Art Blakey and the Jazz Messengers, Moanin‘ (Blue Note)

Art Blakey war der Meinung, dass der Jazz nicht die Aufmerksamkeit bekam, die er zu Recht verdiente, und dass es seine Aufgabe war, seine Botschaft an so viele Menschen wie möglich zu verbreiten. Der kommerzielle Erfolg von Moanin‘ half ihm dabei, indem er den Ruf seiner Gruppe Jazz Messengers festigte und sich dabei den Ruf als archetypisches Hard-Bop-Album erwarb – was auch richtig war, da er den Begriff drei Jahre zuvor mit geprägt hatte. Der Saxophonist Benny Golson hatte einen großen Anteil am Erfolg der Band und wurde in dieser Zeit de facto ihr musikalischer Leiter. Sein Einfluss war so groß, dass Alan Goldsher schreibt: „Art Blakey hätte den Jazz nicht retten können, wenn Benny Golson die Jazz Messengers nicht gerettet hätte.“ Golson war es, der mit dem Trompeter Lee Morgan, dem Pianisten Bobby Timmons und dem Bassisten Jymie Merritt, die wie er selbst aus Philadelphia stammten, eine der kultigsten Besetzungen zusammenstellte. Er kuratierte auch die Tracklist der LP, steuerte drei eigene Songs bei, darunter den mitreißenden „Blues March“, und ermutigte den 22-jährigen Timmons, den Titelsong zu schreiben, der nicht nur zu einem vorbildlichen Soul-Jazz-Stück, sondern auch zum größten Hit in Blakeys Karriere wurde.

Dave Brubeck Quartet, Time Out (Columbia)

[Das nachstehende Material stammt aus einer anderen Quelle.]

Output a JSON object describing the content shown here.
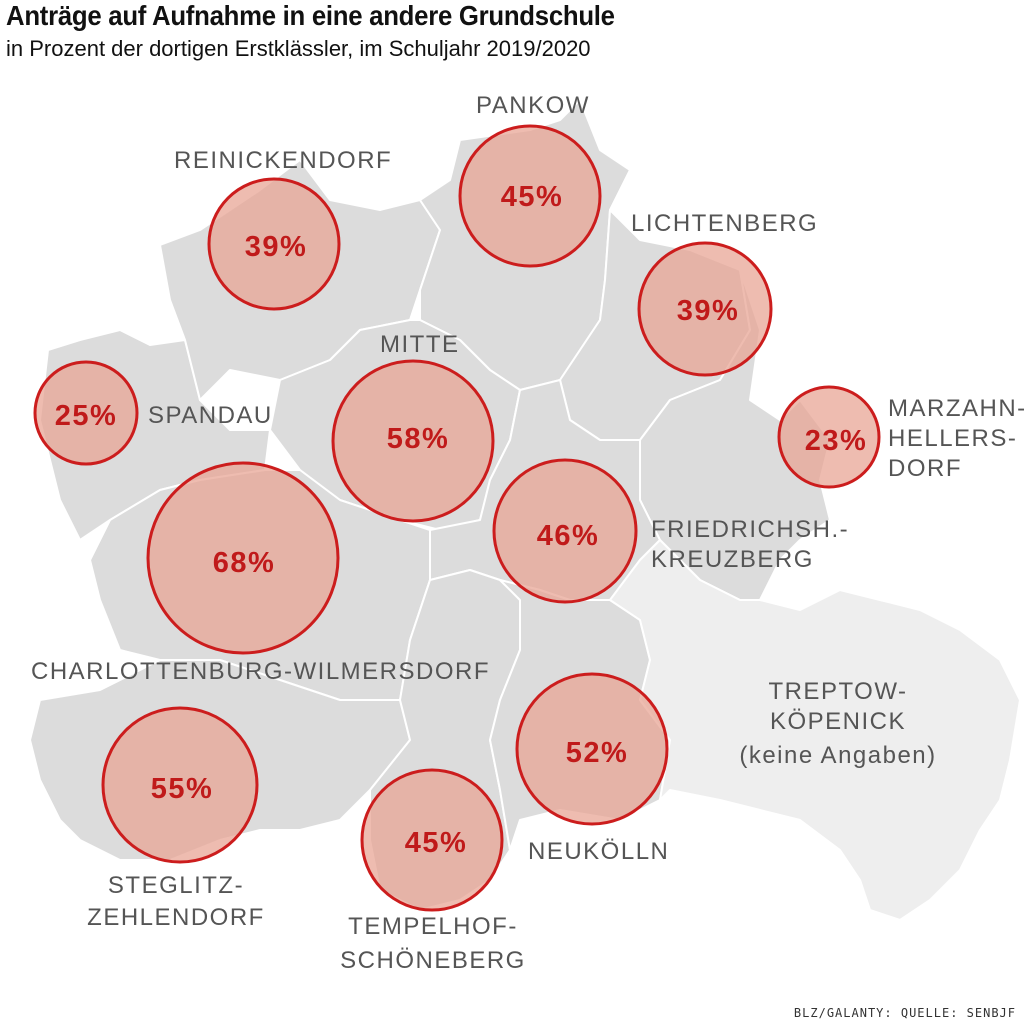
{
  "title": "Anträge auf Aufnahme in eine andere Grundschule",
  "subtitle": "in Prozent der dortigen Erstklässler, im Schuljahr 2019/2020",
  "credit": "BLZ/GALANTY: QUELLE: SENBJF",
  "colors": {
    "land": "#dcdcdc",
    "land_nodata": "#eeeeee",
    "border": "#ffffff",
    "bubble_fill": "#e8a596",
    "bubble_stroke": "#cc1d1d",
    "value_text": "#c01a1a",
    "label_text": "#555555"
  },
  "districts": [
    {
      "id": "pankow",
      "name_lines": [
        "PANKOW"
      ],
      "value": "45%"
    },
    {
      "id": "reinickendorf",
      "name_lines": [
        "REINICKENDORF"
      ],
      "value": "39%"
    },
    {
      "id": "lichtenberg",
      "name_lines": [
        "LICHTENBERG"
      ],
      "value": "39%"
    },
    {
      "id": "mitte",
      "name_lines": [
        "MITTE"
      ],
      "value": "58%"
    },
    {
      "id": "spandau",
      "name_lines": [
        "SPANDAU"
      ],
      "value": "25%"
    },
    {
      "id": "marzahn-hellersdorf",
      "name_lines": [
        "MARZAHN-",
        "HELLERS-",
        "DORF"
      ],
      "value": "23%"
    },
    {
      "id": "charlottenburg-wilmersdorf",
      "name_lines": [
        "CHARLOTTENBURG-WILMERSDORF"
      ],
      "value": "68%"
    },
    {
      "id": "friedrichshain-kreuzberg",
      "name_lines": [
        "FRIEDRICHSH.-",
        "KREUZBERG"
      ],
      "value": "46%"
    },
    {
      "id": "treptow-koepenick",
      "name_lines": [
        "TREPTOW-",
        "KÖPENICK",
        "(keine Angaben)"
      ],
      "value": ""
    },
    {
      "id": "neukoelln",
      "name_lines": [
        "NEUKÖLLN"
      ],
      "value": "52%"
    },
    {
      "id": "steglitz-zehlendorf",
      "name_lines": [
        "STEGLITZ-",
        "ZEHLENDORF"
      ],
      "value": "55%"
    },
    {
      "id": "tempelhof-schoeneberg",
      "name_lines": [
        "TEMPELHOF-",
        "SCHÖNEBERG"
      ],
      "value": "45%"
    }
  ]
}
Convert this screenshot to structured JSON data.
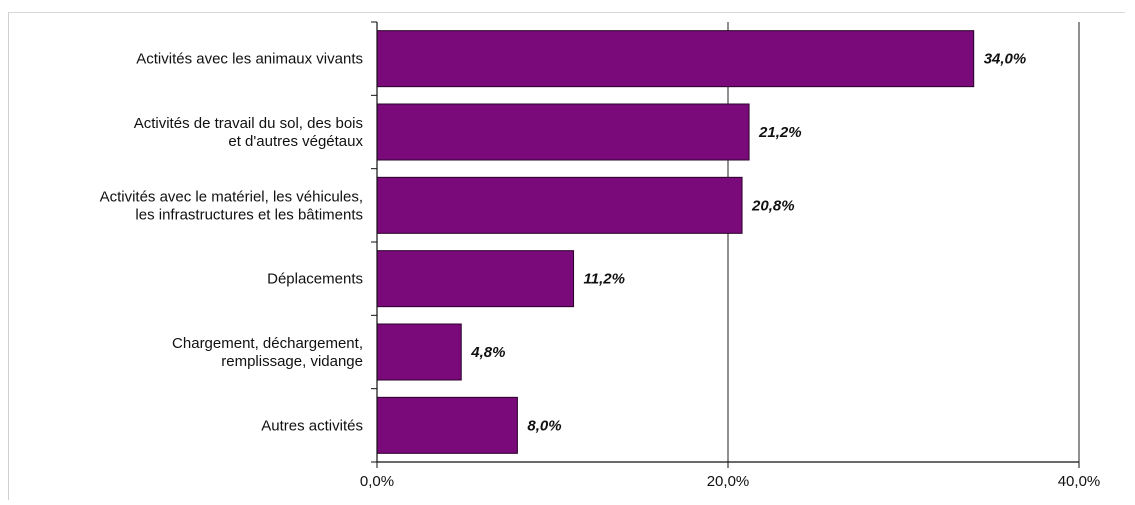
{
  "chart_data": {
    "type": "bar",
    "orientation": "horizontal",
    "categories": [
      [
        "Activités avec les animaux vivants"
      ],
      [
        "Activités de travail du sol, des bois",
        "et d'autres végétaux"
      ],
      [
        "Activités avec le matériel, les véhicules,",
        "les infrastructures et les bâtiments"
      ],
      [
        "Déplacements"
      ],
      [
        "Chargement, déchargement,",
        "remplissage, vidange"
      ],
      [
        "Autres activités"
      ]
    ],
    "values": [
      34.0,
      21.2,
      20.8,
      11.2,
      4.8,
      8.0
    ],
    "value_labels": [
      "34,0%",
      "21,2%",
      "20,8%",
      "11,2%",
      "4,8%",
      "8,0%"
    ],
    "xlim": [
      0,
      40
    ],
    "ticks": [
      0,
      20,
      40
    ],
    "tick_labels": [
      "0,0%",
      "20,0%",
      "40,0%"
    ],
    "grid": true,
    "legend": "none",
    "bar_color": "#7a0a7a",
    "title": "",
    "xlabel": "",
    "ylabel": ""
  }
}
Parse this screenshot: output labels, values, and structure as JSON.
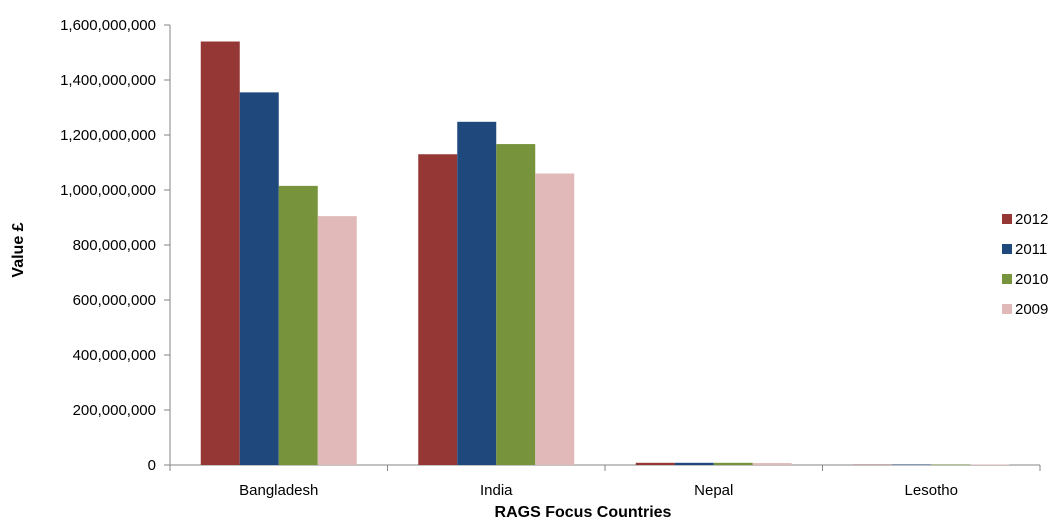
{
  "chart_data": {
    "type": "bar",
    "xlabel": "RAGS Focus Countries",
    "ylabel": "Value £",
    "categories": [
      "Bangladesh",
      "India",
      "Nepal",
      "Lesotho"
    ],
    "series": [
      {
        "name": "2012",
        "color": "#953735",
        "values": [
          1540000000,
          1130000000,
          8000000,
          1000000
        ]
      },
      {
        "name": "2011",
        "color": "#1F497D",
        "values": [
          1355000000,
          1248000000,
          8000000,
          2000000
        ]
      },
      {
        "name": "2010",
        "color": "#77933C",
        "values": [
          1015000000,
          1167000000,
          8000000,
          2000000
        ]
      },
      {
        "name": "2009",
        "color": "#E0B9B8",
        "values": [
          905000000,
          1060000000,
          7000000,
          2000000
        ]
      }
    ],
    "ylim": [
      0,
      1600000000
    ],
    "yticks": [
      {
        "value": 0,
        "label": "0"
      },
      {
        "value": 200000000,
        "label": "200,000,000"
      },
      {
        "value": 400000000,
        "label": "400,000,000"
      },
      {
        "value": 600000000,
        "label": "600,000,000"
      },
      {
        "value": 800000000,
        "label": "800,000,000"
      },
      {
        "value": 1000000000,
        "label": "1,000,000,000"
      },
      {
        "value": 1200000000,
        "label": "1,200,000,000"
      },
      {
        "value": 1400000000,
        "label": "1,400,000,000"
      },
      {
        "value": 1600000000,
        "label": "1,600,000,000"
      }
    ],
    "grid": false,
    "legend": "right"
  }
}
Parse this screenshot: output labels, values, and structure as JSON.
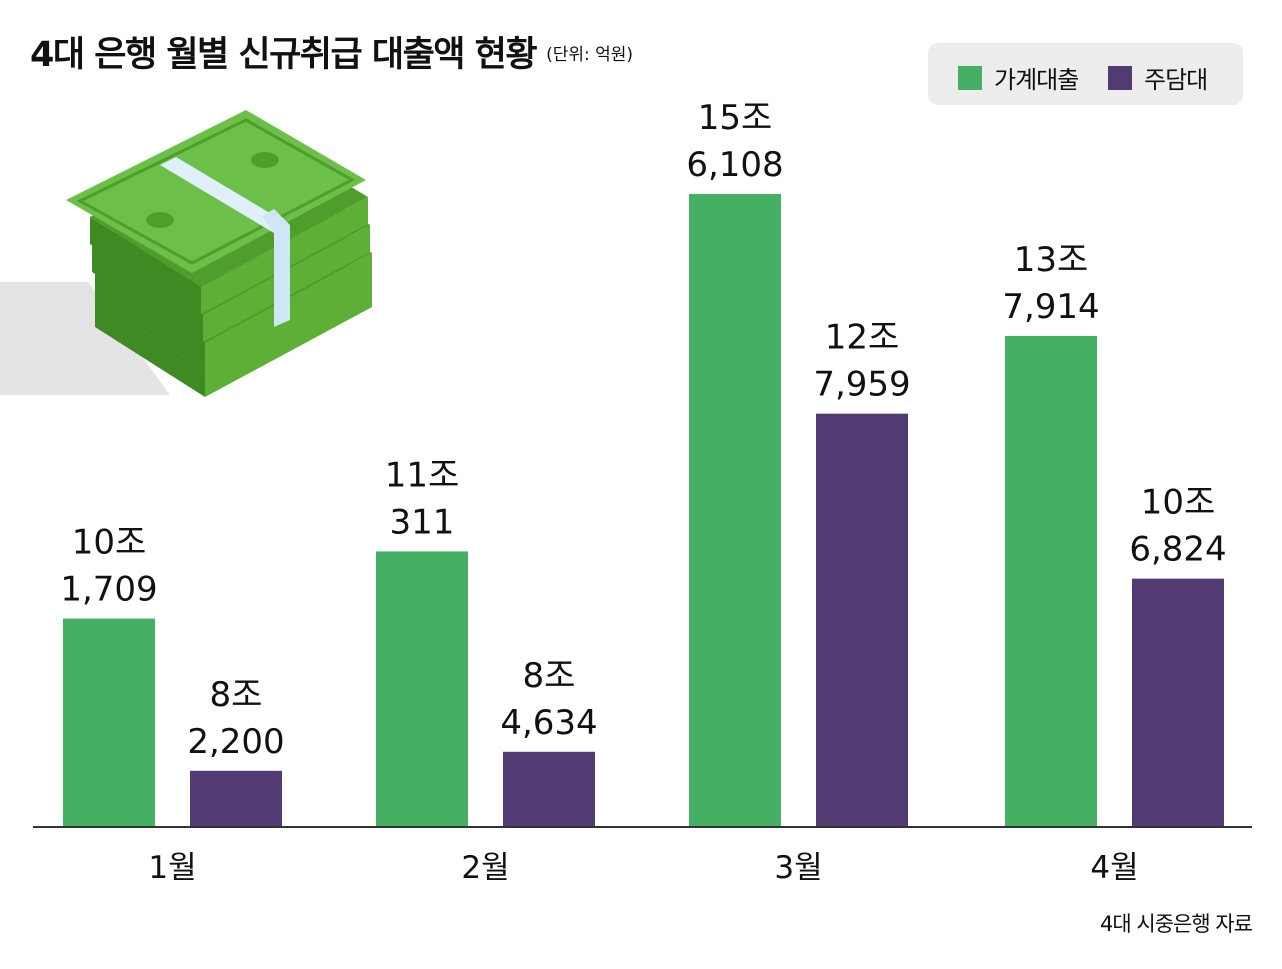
{
  "title": "4대 은행 월별 신규취급 대출액 현황",
  "unit_note": "(단위: 억원)",
  "source": "4대 시중은행 자료",
  "colors": {
    "household": "#45b063",
    "mortgage": "#523a72",
    "legend_bg": "#ededed"
  },
  "icon": "money-stack-icon",
  "chart_data": {
    "type": "bar",
    "title": "4대 은행 월별 신규취급 대출액 현황",
    "xlabel": "",
    "ylabel": "억원",
    "ylim": [
      0,
      160000
    ],
    "categories": [
      "1월",
      "2월",
      "3월",
      "4월"
    ],
    "series": [
      {
        "name": "가계대출",
        "values": [
          101709,
          110311,
          156108,
          137914
        ],
        "labels": [
          [
            "10조",
            "1,709"
          ],
          [
            "11조",
            "311"
          ],
          [
            "15조",
            "6,108"
          ],
          [
            "13조",
            "7,914"
          ]
        ]
      },
      {
        "name": "주담대",
        "values": [
          82200,
          84634,
          127959,
          106824
        ],
        "labels": [
          [
            "8조",
            "2,200"
          ],
          [
            "8조",
            "4,634"
          ],
          [
            "12조",
            "7,959"
          ],
          [
            "10조",
            "6,824"
          ]
        ]
      }
    ],
    "legend": "top-right"
  }
}
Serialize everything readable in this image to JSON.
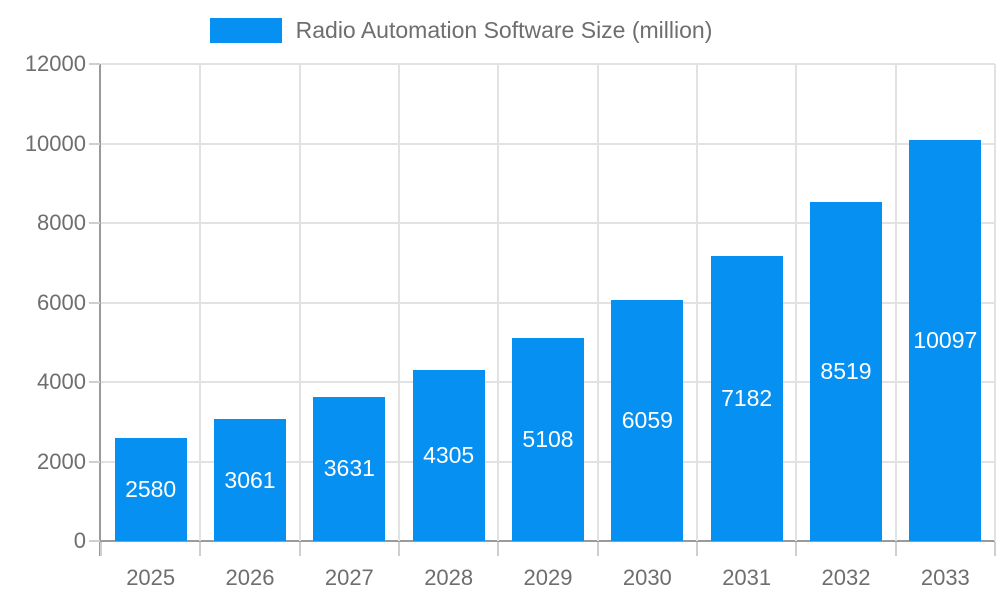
{
  "legend": {
    "label": "Radio Automation Software Size (million)"
  },
  "chart_data": {
    "type": "bar",
    "title": "Radio Automation Software Size (million)",
    "categories": [
      "2025",
      "2026",
      "2027",
      "2028",
      "2029",
      "2030",
      "2031",
      "2032",
      "2033"
    ],
    "values": [
      2580,
      3061,
      3631,
      4305,
      5108,
      6059,
      7182,
      8519,
      10097
    ],
    "value_labels": [
      "2580",
      "3061",
      "3631",
      "4305",
      "5108",
      "6059",
      "7182",
      "8519",
      "10097"
    ],
    "xlabel": "",
    "ylabel": "",
    "ylim": [
      0,
      12000
    ],
    "yticks": [
      0,
      2000,
      4000,
      6000,
      8000,
      10000,
      12000
    ],
    "grid": true,
    "legend_position": "top-center",
    "colors": {
      "bar": "#0590f2",
      "value_label": "#ffffff",
      "axis": "#9a9a9a",
      "gridline": "#e2e2e2",
      "tick": "#cfcfcf",
      "text": "#6e6e6e",
      "background": "#ffffff"
    }
  }
}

Zu einer Zeit, als der Jazz weitgehend im Standard-4/4- und 3/4-Takt strukturiert war, brachte das Dave Brubeck Quartet mit Time Out einen Hauch „cooler“ frischer Luft. Dave Brubeck war einer der populärsten Pianisten der 50er Jahre, dessen beidhändiges Blockakkordspiel und Komposition sowohl vom Jazz als auch von einer unendlichen Vielfalt anderer Musik beeinflusst war. Er hatte auch eine Vorliebe für ungerade Metren, und sein Experimentieren mit Rhythmen erreichte auf diesem Album einen Höhepunkt. Beginnend mit „Blue Rondo á la Turk“, einer ausgeklügelten Mischung aus Jazz und türkischen Volksrhythmen, die dennoch zu swingen vermag, fühlt sich jedes Stück wie ein melodisches Wagnis und ein kleines Meisterwerk an. Mitten in diese beeindruckende Tracklist fällt „Take Five“, die entzückende, aber unwahrscheinliche meistverkaufte Jazz-Single aller Zeiten, von der der Komponist, der Saxophonist Paul Desmond, bekanntlich zugab, dass sie eigentlich nur ein Schlagzeugsolo für Joe Morello sein sollte. Columbia zögerte, Time Out zu veröffentlichen, und die Kritiker verrissen es. Das Publikum hingegen liebte es, und die Langlebigkeit dieses Albums beweist, dass die „Experten“ nicht immer Recht haben…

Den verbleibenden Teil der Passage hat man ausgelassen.